All villains have one main purpose in a narrative – to drive the tension and provide a dark mirror to the protagonist. They’re usually big, they’re usually very bad and they usually end up defeated at the hands of the hero, so that the hero fulfils some kind of destiny and takes the spotlight. However, the difference between a villain and a good villain is that a good villain will make the audience question the motives of the hero. To do this, let’s look at one of the biggest, baddest villains in literary history; Sauron.
For those who don’t know, Sauron is the main antagonist of the Lord of the Rings trilogy, and he’s pretty damn evil. He raised armies of orcs and trolls and corrupted entire races of men in order to wage war against the free races (the humans, dwarves, elves and hobbits) and destroy them. He manages to corrupt the Ringwraiths, deceive the elves and drive the dwarves into a lust for riches, so his influence is felt almost everywhere across Middle Earth, and he left a wake of terror and destruction from the other continents that don’t play a serious role in the Lord of the Rings series. Sauron is the ultimate ancient evil; he is indisputably bad and to this day he is one of the most well-known villains.
On the flip side to this big bad evil, though, is the smaller villain. The villain that, if you look far enough back, has similar motives to the hero but with a different way of execution. This is where Grindelwald comes in. The Fantastic Beasts movie sets Grindelwald up as an obvious villain; he’s being held in custody, he’s so seductive his tongue is cut out, he murders a whole bunch of people in his escape. Sounds horrible, no? But once he’s out and working on his evil schemes, they seem to become a lot less evil. He wants freedom. He wants wizards to be able to do as they please, without the close monitoring of the Ministry of Magic. He wants to stop a human war that will leave the world, both magical and non-magical, reeling. And at what cost? The dismantling of a world government and the death of a few wizards and humans. Okay, that last bit isn’t all that appealing, but the reasons for his striking out against the wizarding government make a lot of logical sense, which appeals to a lot of characters. One of my favourite parts of that movie was when an Auror killed one of the bystanders in Grindelwald’s speech, and he plays it out as if it is the Aurors who are the real threat to the wizarding world. It took a very modern take on police brutality and, although almost immediately contradicted, really did make me pause and think about what was really good and evil. Grindelwald is what a good villain should be, painted in shades of grey. You don’t know if he’s actually good or actually evil, because his characteristics fluctuate between the two and sit somewhere right in the middle.

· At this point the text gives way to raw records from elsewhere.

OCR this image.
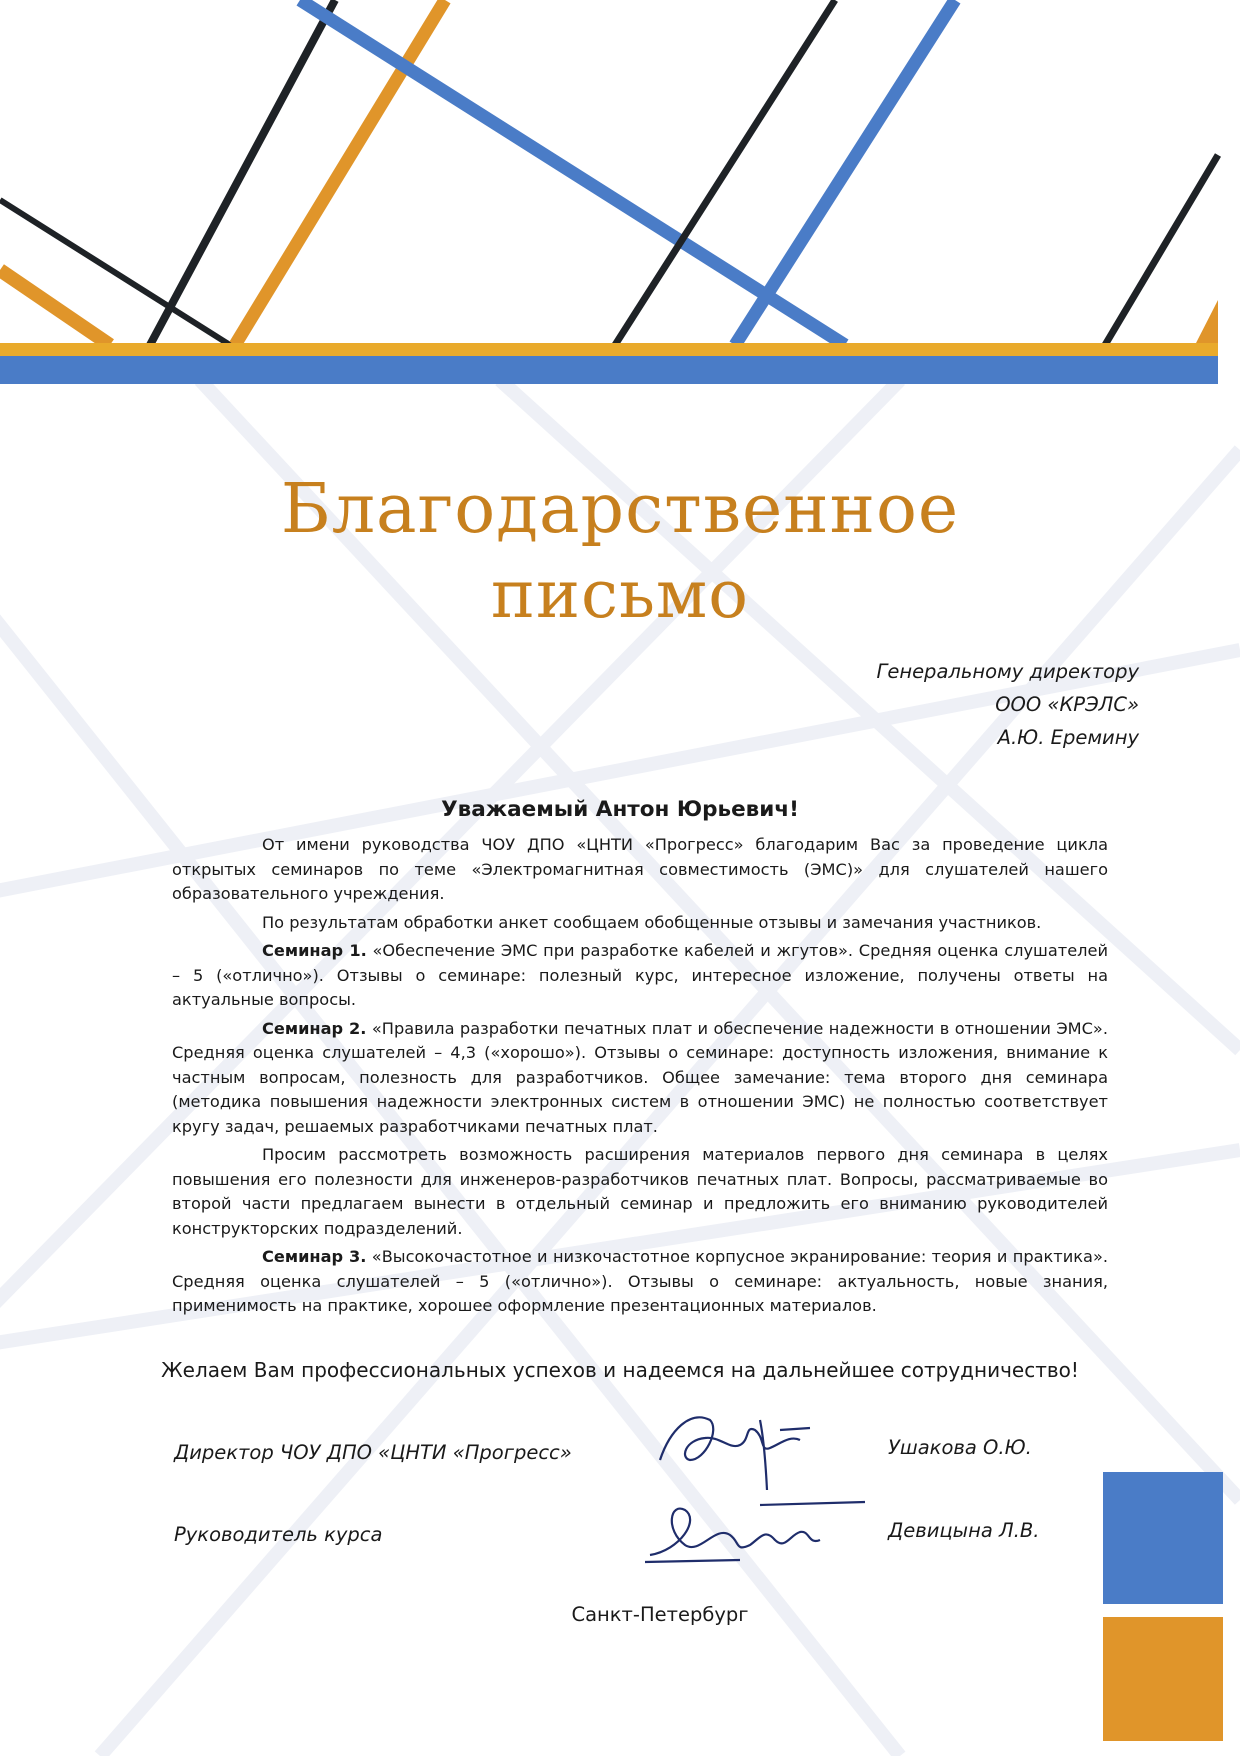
Благодарственное
письмо
Генеральному директору
ООО «КРЭЛС»
А.Ю. Еремину
Уважаемый Антон Юрьевич!

От имени руководства ЧОУ ДПО «ЦНТИ «Прогресс» благодарим Вас за проведение цикла открытых семинаров по теме «Электромагнитная совместимость (ЭМС)» для слушателей нашего образовательного учреждения.

По результатам обработки анкет сообщаем обобщенные отзывы и замечания участников.

Семинар 1. «Обеспечение ЭМС при разработке кабелей и жгутов». Средняя оценка слушателей – 5 («отлично»). Отзывы о семинаре: полезный курс, интересное изложение, получены ответы на актуальные вопросы.

Семинар 2. «Правила разработки печатных плат и обеспечение надежности в отношении ЭМС». Средняя оценка слушателей – 4,3 («хорошо»). Отзывы о семинаре: доступность изложения, внимание к частным вопросам, полезность для разработчиков. Общее замечание: тема второго дня семинара (методика повышения надежности электронных систем в отношении ЭМС) не полностью соответствует кругу задач, решаемых разработчиками печатных плат.

Просим рассмотреть возможность расширения материалов первого дня семинара в целях повышения его полезности для инженеров-разработчиков печатных плат. Вопросы, рассматриваемые во второй части предлагаем вынести в отдельный семинар и предложить его вниманию руководителей конструкторских подразделений.

Семинар 3. «Высокочастотное и низкочастотное корпусное экранирование: теория и практика». Средняя оценка слушателей – 5 («отлично»). Отзывы о семинаре: актуальность, новые знания, применимость на практике, хорошее оформление презентационных материалов.

Желаем Вам профессиональных успехов и надеемся на дальнейшее сотрудничество!
Директор ЧОУ ДПО «ЦНТИ «Прогресс»	Ушакова О.Ю.
Руководитель курса	Девицына Л.В.
Санкт-Петербург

On a similar note, I was thinking throughout the whole Fantastic Beasts movie that Grindelwald reminded me of Loki. He was well-spoken, deceiving and just a hint violent. But as I was walking out of the theatre I knew who he reminded me more of; Amon, from The Legend of Korra. Amon was the leader of the Equalists, a group of non-benders who were fighting for equal rights and bending violence to stop. His influence stemmed from his ability to seemingly remove a person’s ability to bend the elements permanently. Similarly to Grindelwald, he uses violence of the group in power as a way of influencing the masses; it is them that is a threat to us, so we should depose them. His story arc was written so convincingly that, for a while, I believed the Equalists to be more good than evil. Of course, they were using violence and going against the protagonist so they were definitely evil, but even the protagonist succumbed to their worldview for a bit, and Amon is a recurring figure of doubt throughout the series. Once again, it shows that a good villain can really take over the story and, once they do, it’s a matter of redemption for the hero to take them down which makes the moment all the more glorious.

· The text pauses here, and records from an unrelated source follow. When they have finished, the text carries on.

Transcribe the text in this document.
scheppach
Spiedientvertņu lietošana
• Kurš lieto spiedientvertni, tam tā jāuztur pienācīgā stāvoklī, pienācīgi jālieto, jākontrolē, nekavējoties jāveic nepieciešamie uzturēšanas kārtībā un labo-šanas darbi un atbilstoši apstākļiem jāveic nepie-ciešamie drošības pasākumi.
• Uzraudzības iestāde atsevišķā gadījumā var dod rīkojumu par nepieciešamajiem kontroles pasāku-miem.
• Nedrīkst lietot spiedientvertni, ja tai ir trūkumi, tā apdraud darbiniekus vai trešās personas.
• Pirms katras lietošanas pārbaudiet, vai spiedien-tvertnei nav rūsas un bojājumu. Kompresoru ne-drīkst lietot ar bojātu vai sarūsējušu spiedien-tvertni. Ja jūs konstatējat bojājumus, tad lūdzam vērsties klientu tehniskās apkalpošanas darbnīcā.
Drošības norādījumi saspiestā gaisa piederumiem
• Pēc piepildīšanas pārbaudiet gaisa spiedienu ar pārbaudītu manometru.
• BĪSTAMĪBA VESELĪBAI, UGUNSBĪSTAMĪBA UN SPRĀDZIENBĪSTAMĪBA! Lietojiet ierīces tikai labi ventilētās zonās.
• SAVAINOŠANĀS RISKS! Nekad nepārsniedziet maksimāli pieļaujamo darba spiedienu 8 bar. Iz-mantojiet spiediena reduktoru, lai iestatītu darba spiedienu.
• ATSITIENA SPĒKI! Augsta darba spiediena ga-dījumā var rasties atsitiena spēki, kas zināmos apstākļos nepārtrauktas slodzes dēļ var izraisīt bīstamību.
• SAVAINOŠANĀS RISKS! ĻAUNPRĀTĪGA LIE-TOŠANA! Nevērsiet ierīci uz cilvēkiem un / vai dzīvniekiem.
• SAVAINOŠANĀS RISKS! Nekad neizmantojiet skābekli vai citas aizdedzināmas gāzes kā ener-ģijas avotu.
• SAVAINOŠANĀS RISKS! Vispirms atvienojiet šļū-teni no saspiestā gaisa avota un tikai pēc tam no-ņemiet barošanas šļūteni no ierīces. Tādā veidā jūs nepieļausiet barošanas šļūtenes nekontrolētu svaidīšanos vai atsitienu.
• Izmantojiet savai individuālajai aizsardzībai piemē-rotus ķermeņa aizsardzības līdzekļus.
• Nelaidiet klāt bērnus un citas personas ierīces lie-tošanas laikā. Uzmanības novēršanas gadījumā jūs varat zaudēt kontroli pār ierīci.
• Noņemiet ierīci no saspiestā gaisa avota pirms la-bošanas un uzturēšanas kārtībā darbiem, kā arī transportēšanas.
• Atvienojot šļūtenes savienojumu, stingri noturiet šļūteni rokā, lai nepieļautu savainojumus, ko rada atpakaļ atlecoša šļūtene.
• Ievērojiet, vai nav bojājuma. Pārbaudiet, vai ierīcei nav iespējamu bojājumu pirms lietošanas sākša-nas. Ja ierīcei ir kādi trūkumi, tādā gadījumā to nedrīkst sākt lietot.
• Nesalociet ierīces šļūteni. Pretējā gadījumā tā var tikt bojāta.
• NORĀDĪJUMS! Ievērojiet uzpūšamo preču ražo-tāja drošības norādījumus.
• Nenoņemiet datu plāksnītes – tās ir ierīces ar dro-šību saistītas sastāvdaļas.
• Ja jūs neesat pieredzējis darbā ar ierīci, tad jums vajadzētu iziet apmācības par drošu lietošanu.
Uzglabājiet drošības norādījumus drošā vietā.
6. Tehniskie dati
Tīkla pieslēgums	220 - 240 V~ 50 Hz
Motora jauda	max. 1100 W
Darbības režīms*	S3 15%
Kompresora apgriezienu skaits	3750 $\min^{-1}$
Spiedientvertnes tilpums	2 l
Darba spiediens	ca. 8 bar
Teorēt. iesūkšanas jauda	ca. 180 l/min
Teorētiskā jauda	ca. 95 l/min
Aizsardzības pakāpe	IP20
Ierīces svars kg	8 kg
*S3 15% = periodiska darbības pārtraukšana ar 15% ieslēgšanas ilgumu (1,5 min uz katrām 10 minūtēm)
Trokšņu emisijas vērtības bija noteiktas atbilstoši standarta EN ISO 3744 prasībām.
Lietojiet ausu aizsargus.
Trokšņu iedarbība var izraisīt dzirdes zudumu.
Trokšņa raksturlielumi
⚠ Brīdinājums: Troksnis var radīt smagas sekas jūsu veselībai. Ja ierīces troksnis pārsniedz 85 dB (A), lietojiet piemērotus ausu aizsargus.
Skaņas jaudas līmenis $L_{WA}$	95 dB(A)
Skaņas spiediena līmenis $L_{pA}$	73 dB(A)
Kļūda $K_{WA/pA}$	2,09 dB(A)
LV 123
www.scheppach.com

In all, villains are really what makes a narrative. They move it along, they provide something for the hero to go against and, if done right, can derail the narrative for the audience and get them on the villain’s side, making the hero’s arc all the more powerful.
Also, I’m taking the time to say I love that Grindelwald is now a gay icon and they included a reference to Paris Is Burning in the most literal way. The nuances of The Crimes of Grindelwald really made a lot of the movie for me, even though I’m not a massive fan of the Harry Potter franchise.